Credits

I would like to give credit where credit is due. Videos are from YouTube and other sources such as NicoNico while Oricon rankings and other information are translated from the Japanese Wikipedia unless noted.

Friday, July 2, 2021

Kirinji -- Kage no Uta(影の唄)

 

"There are eight million stories in the naked city. This has been one of them."

That was a quote for the 1948 movie "The Naked City" which has been considered to be one of the earliest examples of the now common TV genre of the police procedural. I got to see some of this on the Turner Classic Movies channel on cable and it was interesting to see actor Barry Fitzgerald, who for those old movie fans is famous as Father Fitzgibbon in Bing Crosby's "Going My Way", as the wise detective lieutenant in charge of a homicide case in New York City.

For a film like that or perhaps any of the film noir that were coming out at the time, a good boss jazz score always enhances the experience. I was kinda thinking of those old movies of the 40s and early 50s when I was listening to this marvelous song by Kirinji(キリンジ)titled "Kage no Uta" (Shadow Song). This was actually released as the band's first digital download single in December 2005.

However it was also the final track from the band's October 2006 CD album "DODECAGON", I'm not sure what the rest of the album sounds like, but "Kage no Uta" is definitely different from the romantic balladry of "Aliens" back in 2000 and the spacey synthpop of the band's music for "Ai wo aru dake, Subete"(愛をあるだけ、すべて)in 2018. Written and composed by Takaki Horigome(堀込高樹), it's smooth-as-top-whisky jazz and with those strip club-friendly horns and silky piano, one of those famous detectives such as Sam Spade would be crazy not to come into a place playing "Kage no Uta". It almost demands a detective's voiceover.

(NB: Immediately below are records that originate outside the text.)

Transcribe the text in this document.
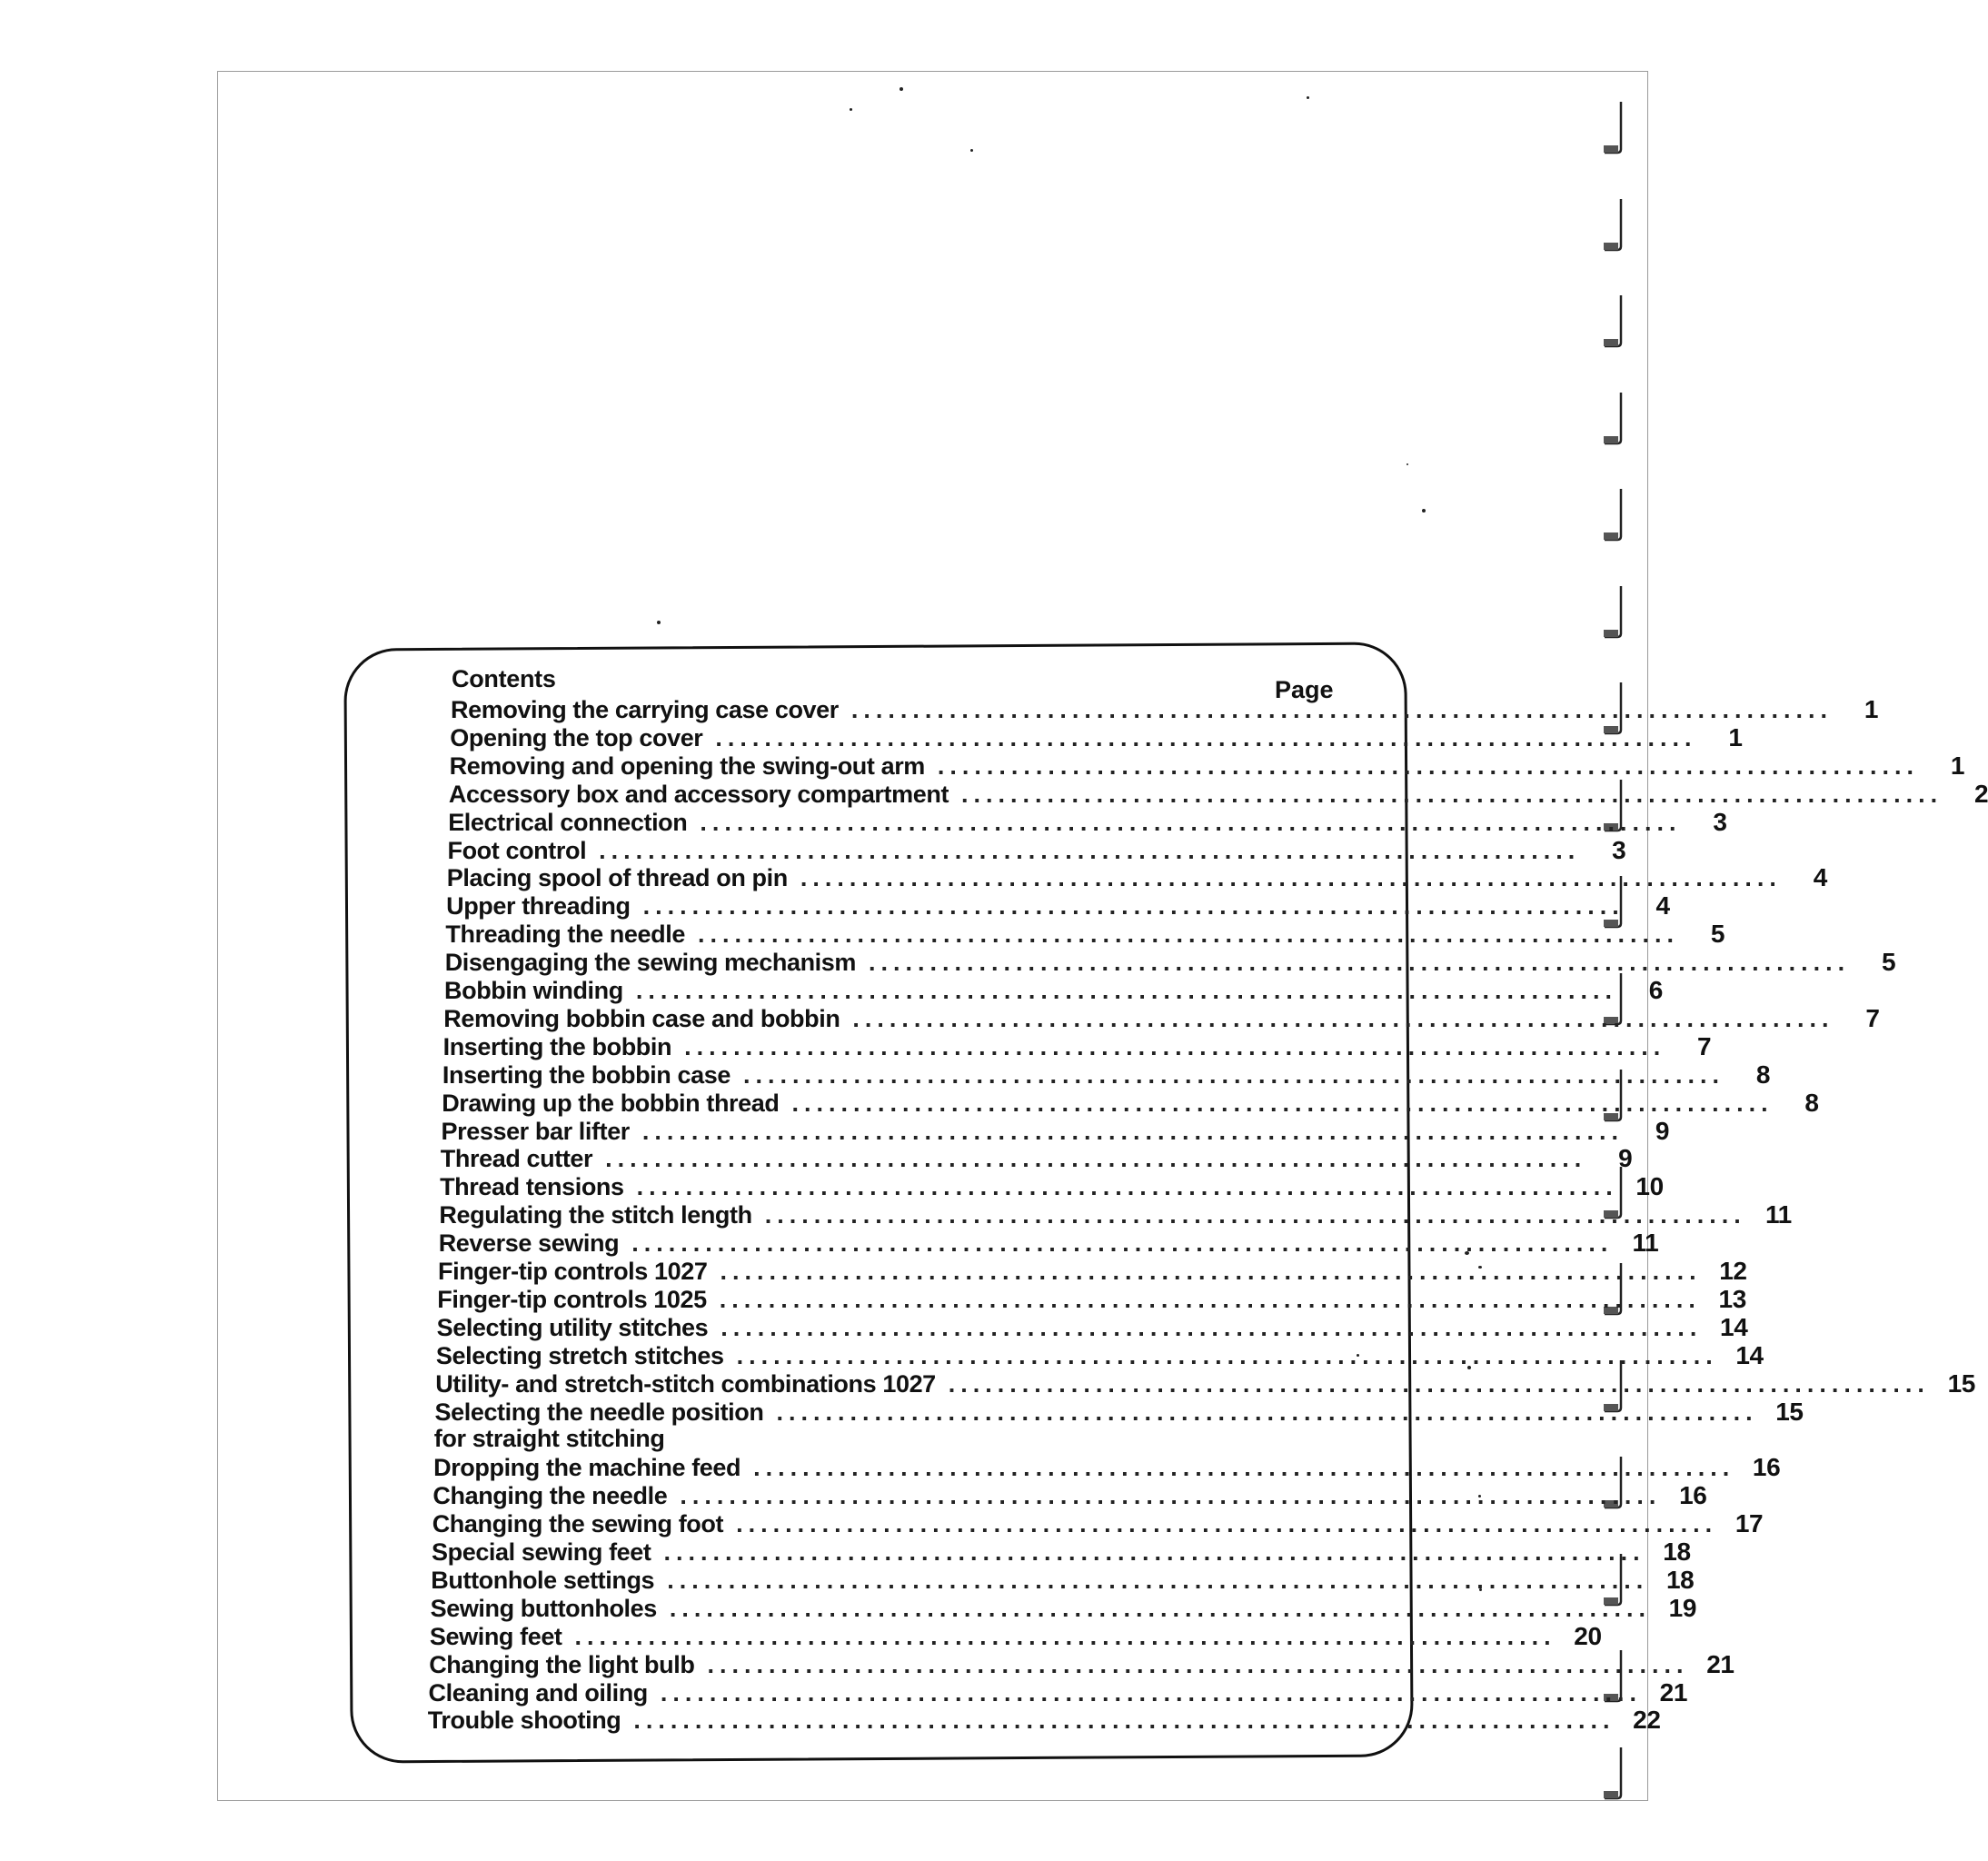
Contents	Page
Removing the carrying case cover ................................................................................	1
Opening the top cover ................................................................................	1
Removing and opening the swing-out arm ................................................................................	1
Accessory box and accessory compartment ................................................................................	2
Electrical connection ................................................................................	3
Foot control ................................................................................	3
Placing spool of thread on pin ................................................................................	4
Upper threading ................................................................................	4
Threading the needle ................................................................................	5
Disengaging the sewing mechanism ................................................................................	5
Bobbin winding ................................................................................	6
Removing bobbin case and bobbin ................................................................................	7
Inserting the bobbin ................................................................................	7
Inserting the bobbin case ................................................................................	8
Drawing up the bobbin thread ................................................................................	8
Presser bar lifter ................................................................................	9
Thread cutter ................................................................................	9
Thread tensions ................................................................................ 10
Regulating the stitch length ................................................................................ 11
Reverse sewing ................................................................................ 11
Finger-tip controls 1027 ................................................................................ 12
Finger-tip controls 1025 ................................................................................ 13
Selecting utility stitches ................................................................................ 14
Selecting stretch stitches ................................................................................ 14
Utility- and stretch-stitch combinations 1027 ................................................................................ 15
Selecting the needle position ................................................................................ 15
for straight stitching
Dropping the machine feed ................................................................................ 16
Changing the needle ................................................................................ 16
Changing the sewing foot ................................................................................ 17
Special sewing feet ................................................................................ 18
Buttonhole settings ................................................................................ 18
Sewing buttonholes ................................................................................ 19
Sewing feet ................................................................................ 20
Changing the light bulb ................................................................................ 21
Cleaning and oiling ................................................................................ 21
Trouble shooting ................................................................................ 22
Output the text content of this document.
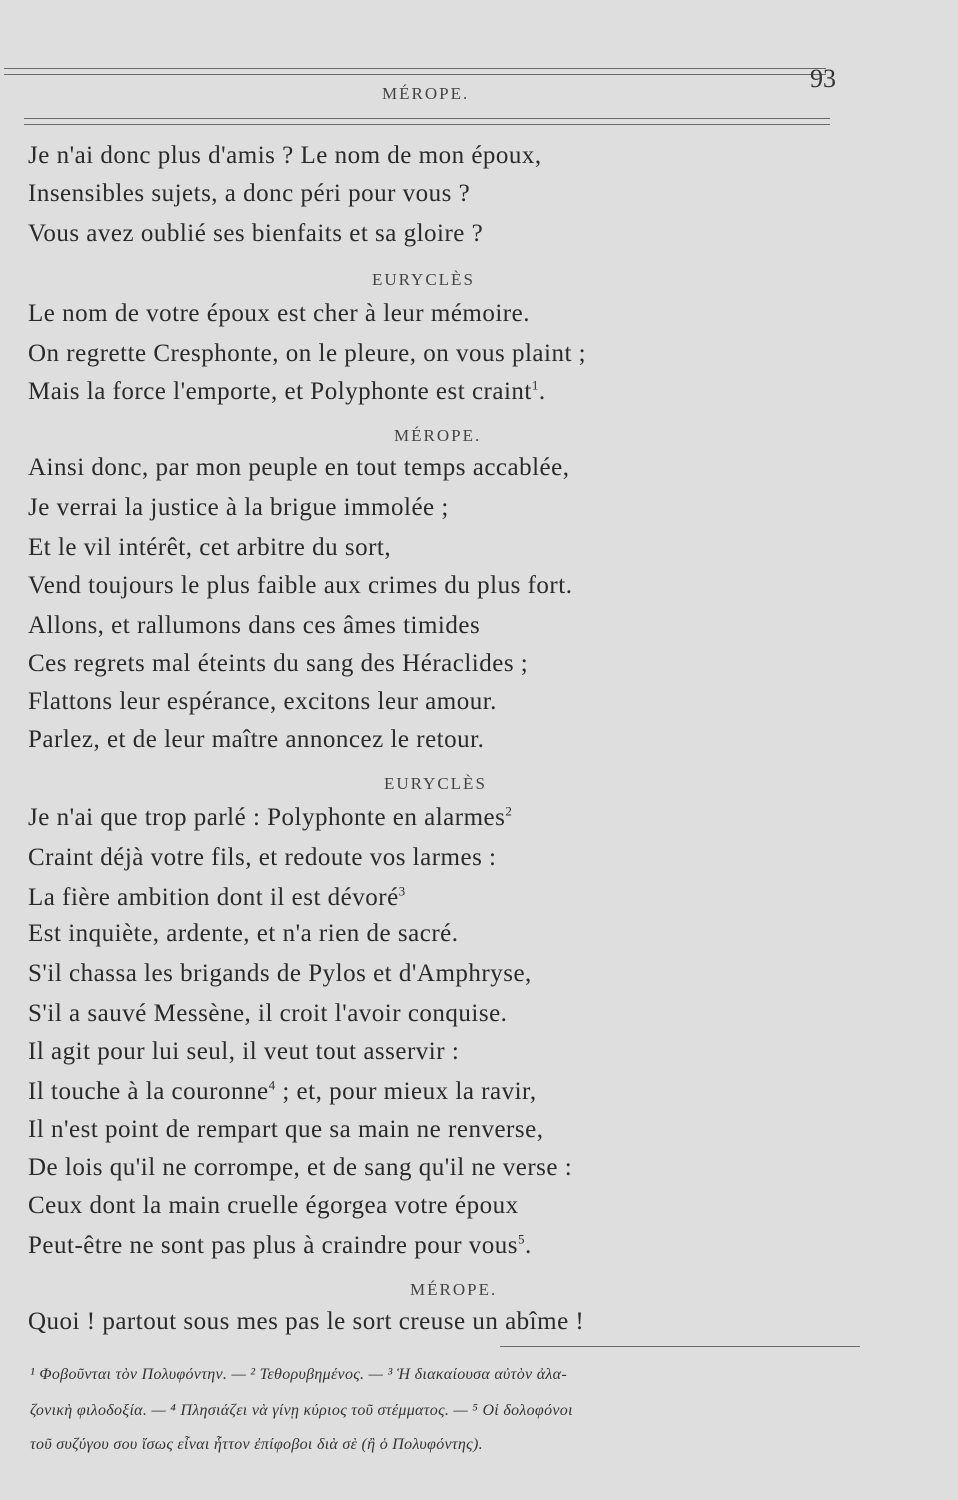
MÉROPE.
93
Je n'ai donc plus d'amis ? Le nom de mon époux,
Insensibles sujets, a donc péri pour vous ?
Vous avez oublié ses bienfaits et sa gloire ?
EURYCLÈS
Le nom de votre époux est cher à leur mémoire.
On regrette Cresphonte, on le pleure, on vous plaint ;
Mais la force l'emporte, et Polyphonte est craint$^1$.
MÉROPE.
Ainsi donc, par mon peuple en tout temps accablée,
Je verrai la justice à la brigue immolée ;
Et le vil intérêt, cet arbitre du sort,
Vend toujours le plus faible aux crimes du plus fort.
Allons, et rallumons dans ces âmes timides
Ces regrets mal éteints du sang des Héraclides ;
Flattons leur espérance, excitons leur amour.
Parlez, et de leur maître annoncez le retour.
EURYCLÈS
Je n'ai que trop parlé : Polyphonte en alarmes$^2$
Craint déjà votre fils, et redoute vos larmes :
La fière ambition dont il est dévoré$^3$
Est inquiète, ardente, et n'a rien de sacré.
S'il chassa les brigands de Pylos et d'Amphryse,
S'il a sauvé Messène, il croit l'avoir conquise.
Il agit pour lui seul, il veut tout asservir :
Il touche à la couronne$^4$ ; et, pour mieux la ravir,
Il n'est point de rempart que sa main ne renverse,
De lois qu'il ne corrompe, et de sang qu'il ne verse :
Ceux dont la main cruelle égorgea votre époux
Peut-être ne sont pas plus à craindre pour vous$^5$.
MÉROPE.
Quoi ! partout sous mes pas le sort creuse un abîme !
¹ Φοβοῦνται τὸν Πολυφόντην. — ² Τεθορυβημένος. — ³ Ἡ διακαίουσα αὐτὸν ἀλα-
ζονικὴ φιλοδοξία. — ⁴ Πλησιάζει νὰ γίνῃ κύριος τοῦ στέμματος. — ⁵ Οἱ δολοφόνοι
τοῦ συζύγου σου ἴσως εἶναι ἧττον ἐπίφοβοι διὰ σὲ (ἢ ὁ Πολυφόντης).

Along with the jazz melody, Horigome's lyrics rather describe the lone-wolf nature of the private eye in these movies. With betrayals real and potential all around him, the only thing that he can trust is his own shadow. But what about his gun? In any case, "DODECAGON" got as high as No. 20 on Oricon. And to wrap up, I don't know whether the above thumbnail for the video was actually the photo for "Kage no Uta", but it isn't the only time that the cover for Donald Fagen's classic "The Nightfly" was imitated.